Perez, who has worked at Adelante for a dozen years, said she’s excited about the expanded outreach opportunities. As the program’s director, she said, she can concentrate on recruiting families to the program.

Many of the women served by Adelante’s adult education program live in Hillsboro, Perez said, so the location will be closer for them.

In addition, said Marelis Ramirez, Adelante’s new adult education director, there will now be room for up to 45 women and their children to enter the program.

The increase in participants will be matched by an increase in costs, largely due to a need for eight more staff members, said Cooke. “These are little little kids so it’s one adult to every four kids and we’re committed to paying a decent salary,” she said. Cooke.

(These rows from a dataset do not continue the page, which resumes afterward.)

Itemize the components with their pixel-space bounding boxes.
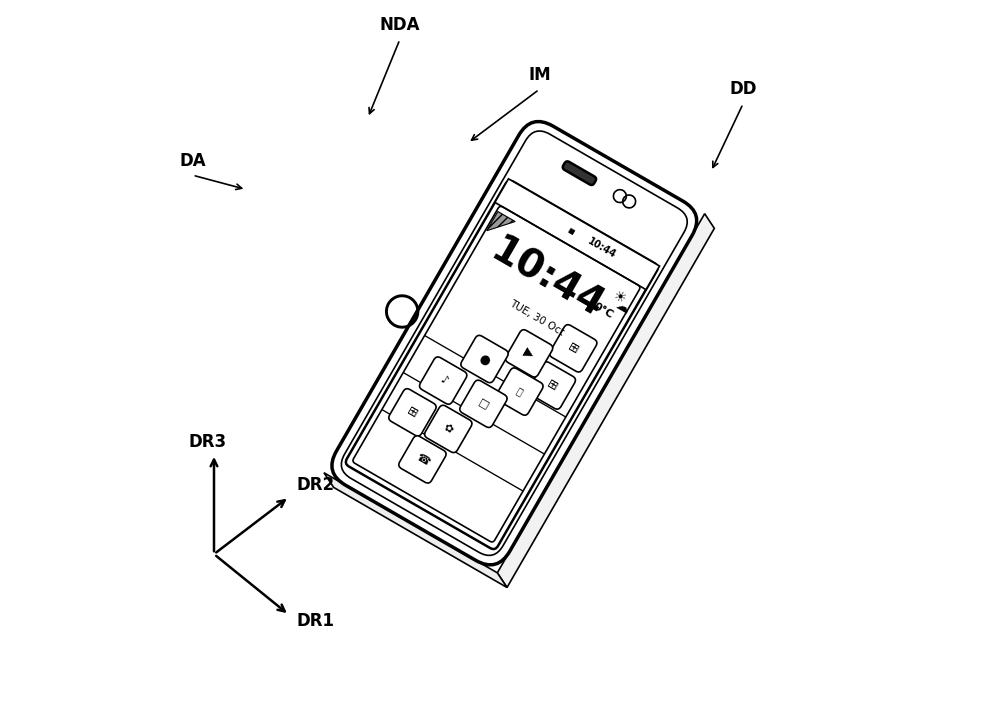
- Text: ✿: ✿: [442, 423, 455, 435]
- Text: ⊞: ⊞: [405, 404, 420, 420]
- Text: ☀: ☀: [610, 288, 628, 307]
- Text: DD: DD: [729, 80, 757, 99]
- Text: 0°C: 0°C: [591, 301, 615, 320]
- Polygon shape: [487, 212, 515, 231]
- FancyBboxPatch shape: [332, 122, 697, 565]
- Text: ⊞: ⊞: [565, 340, 581, 357]
- Text: ⊞: ⊞: [544, 378, 560, 394]
- FancyBboxPatch shape: [425, 405, 472, 453]
- Text: ☁: ☁: [613, 297, 632, 316]
- Text: IM: IM: [528, 66, 551, 84]
- FancyBboxPatch shape: [460, 380, 507, 428]
- Text: 10:44: 10:44: [484, 232, 610, 326]
- FancyBboxPatch shape: [389, 389, 436, 436]
- FancyBboxPatch shape: [528, 362, 575, 409]
- Text: ▶: ▶: [522, 345, 536, 361]
- Bar: [495, 179, 660, 290]
- Text: ■: ■: [567, 227, 575, 235]
- Text: NDA: NDA: [380, 16, 420, 34]
- FancyBboxPatch shape: [505, 330, 553, 377]
- Text: □: □: [476, 397, 490, 410]
- Text: ☎: ☎: [414, 452, 431, 467]
- FancyBboxPatch shape: [461, 335, 508, 383]
- FancyBboxPatch shape: [563, 162, 596, 185]
- FancyBboxPatch shape: [550, 325, 597, 372]
- Text: TUE, 30 Oct: TUE, 30 Oct: [508, 299, 566, 338]
- Text: DR2: DR2: [296, 475, 334, 494]
- Text: ●: ●: [477, 350, 492, 368]
- Text: DA: DA: [179, 152, 206, 170]
- Text: 🌐: 🌐: [514, 386, 524, 398]
- Text: DR1: DR1: [296, 611, 334, 630]
- FancyBboxPatch shape: [399, 435, 446, 483]
- Polygon shape: [497, 214, 714, 588]
- Text: DR3: DR3: [189, 433, 227, 451]
- FancyBboxPatch shape: [419, 357, 467, 404]
- FancyBboxPatch shape: [496, 368, 543, 415]
- Polygon shape: [324, 473, 507, 588]
- FancyBboxPatch shape: [346, 181, 658, 549]
- Text: 10:44: 10:44: [586, 237, 618, 260]
- Text: ♪: ♪: [438, 375, 449, 387]
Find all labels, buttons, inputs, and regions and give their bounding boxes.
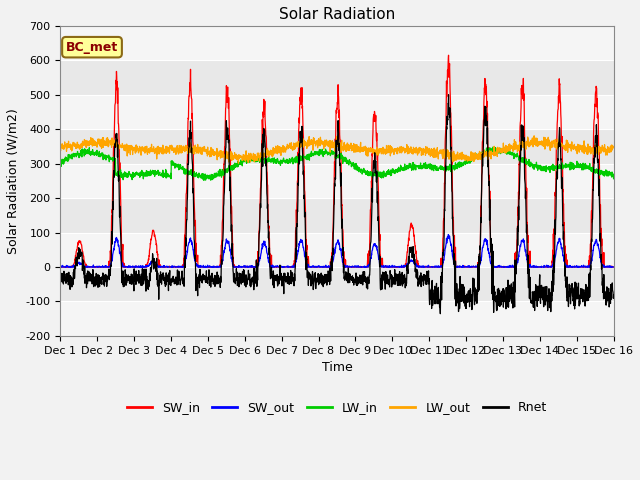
Rnet <box>610 292 618 298</box>
Rnet <box>561 263 569 269</box>
Bar <box>60 267 614 301</box>
LW_out <box>365 147 373 153</box>
LW_out <box>235 160 243 166</box>
Bar <box>60 60 614 95</box>
Rnet <box>365 281 372 287</box>
Rnet <box>56 276 64 282</box>
LW_out <box>498 149 506 155</box>
SW_out <box>499 264 506 270</box>
LW_out <box>610 145 618 151</box>
Line: LW_in: LW_in <box>60 147 614 180</box>
Text: BC_met: BC_met <box>66 41 118 54</box>
LW_out <box>520 132 527 137</box>
Line: Rnet: Rnet <box>60 95 614 314</box>
SW_in <box>365 248 372 254</box>
Bar <box>60 129 614 164</box>
LW_out <box>561 143 569 149</box>
LW_in <box>499 148 506 154</box>
X-axis label: Time: Time <box>321 361 353 374</box>
SW_in <box>445 52 452 58</box>
LW_in <box>490 144 497 150</box>
LW_in <box>610 176 618 181</box>
Line: SW_out: SW_out <box>60 235 614 267</box>
Rnet <box>211 273 218 278</box>
LW_out <box>577 146 584 152</box>
Bar <box>60 164 614 198</box>
SW_in <box>211 264 218 270</box>
SW_in <box>56 264 64 270</box>
Bar <box>60 301 614 336</box>
Line: SW_in: SW_in <box>60 55 614 267</box>
Bar <box>60 233 614 267</box>
Bar <box>60 95 614 129</box>
SW_out <box>444 232 452 238</box>
LW_in <box>353 166 361 172</box>
LW_in <box>577 161 584 167</box>
SW_out <box>561 261 569 267</box>
LW_out <box>353 149 361 155</box>
LW_in <box>561 164 569 169</box>
LW_in <box>56 163 64 169</box>
Legend: SW_in, SW_out, LW_in, LW_out, Rnet: SW_in, SW_out, LW_in, LW_out, Rnet <box>122 396 552 420</box>
SW_out <box>577 264 584 270</box>
SW_out <box>610 264 618 270</box>
SW_in <box>353 264 361 270</box>
Line: LW_out: LW_out <box>60 134 614 163</box>
Y-axis label: Solar Radiation (W/m2): Solar Radiation (W/m2) <box>7 108 20 254</box>
SW_out <box>353 264 361 270</box>
Rnet <box>499 299 506 304</box>
SW_in <box>498 264 506 270</box>
Bar <box>60 26 614 60</box>
Bar <box>60 198 614 233</box>
LW_in <box>200 177 207 183</box>
SW_in <box>561 255 569 261</box>
LW_in <box>365 171 373 177</box>
Rnet <box>436 311 444 317</box>
SW_out <box>365 262 373 268</box>
LW_out <box>211 153 218 158</box>
Rnet <box>445 92 452 97</box>
SW_out <box>57 264 65 270</box>
LW_out <box>56 146 64 152</box>
SW_out <box>211 264 219 270</box>
SW_out <box>56 264 64 269</box>
LW_in <box>211 170 219 176</box>
Rnet <box>353 282 361 288</box>
Rnet <box>577 295 584 300</box>
SW_in <box>610 264 618 270</box>
Title: Solar Radiation: Solar Radiation <box>279 7 395 22</box>
SW_in <box>577 264 584 270</box>
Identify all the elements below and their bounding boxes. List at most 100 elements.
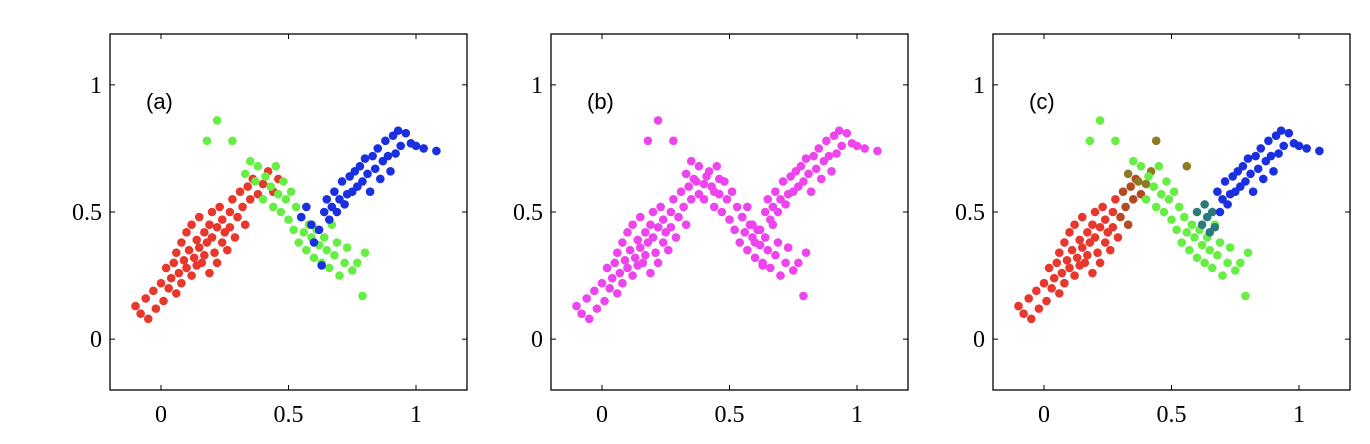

The women in the program, Ramirez said, attend classes five days a week, six hours each day, learning English language development, math and grammar.

Perhaps more importantly, though, the women learn leadership, self-esteem, conflict resolution and parenting skills, Ramirez said.

Alongside all that, the women bring their children with them and the children learn skills that will help them be kindergarten-ready.

A couple of times each week, the women and children all get toghter for group activities, from music and movement to nutrition classes, to reading or simply playing together.

“Having the moms and kids in the same environment is just transformational,” Cooke said.

Over the years, Perez said, she has seen many success stories of women who go through the Adelante Mujeres adult education program.

“You can see the transformation in three of four months,” Perez said.

“When I see women who feel like that, I (also see) the change in the children,” she added.

One woman now owns a house-cleaning company.

“I feel like they are free, transformed,” Perez added, armed with the skills and confidence they need to move forward and be successful.

Standing in what will become the program’s classrooms this fall, Ramirez and Perez both have a sparkle in their eyes and a smile on their faces, ready for a new space and a new challenge.

Perez said Adelante is currently recruiting women for the adult education classes that will begin Sept. 21.

“When you get in the right place, you can do it,” Ramirez said of the women who might be wondering whether they could handle the program.

The same certainly is true of Adelante Mujeres’ new digs.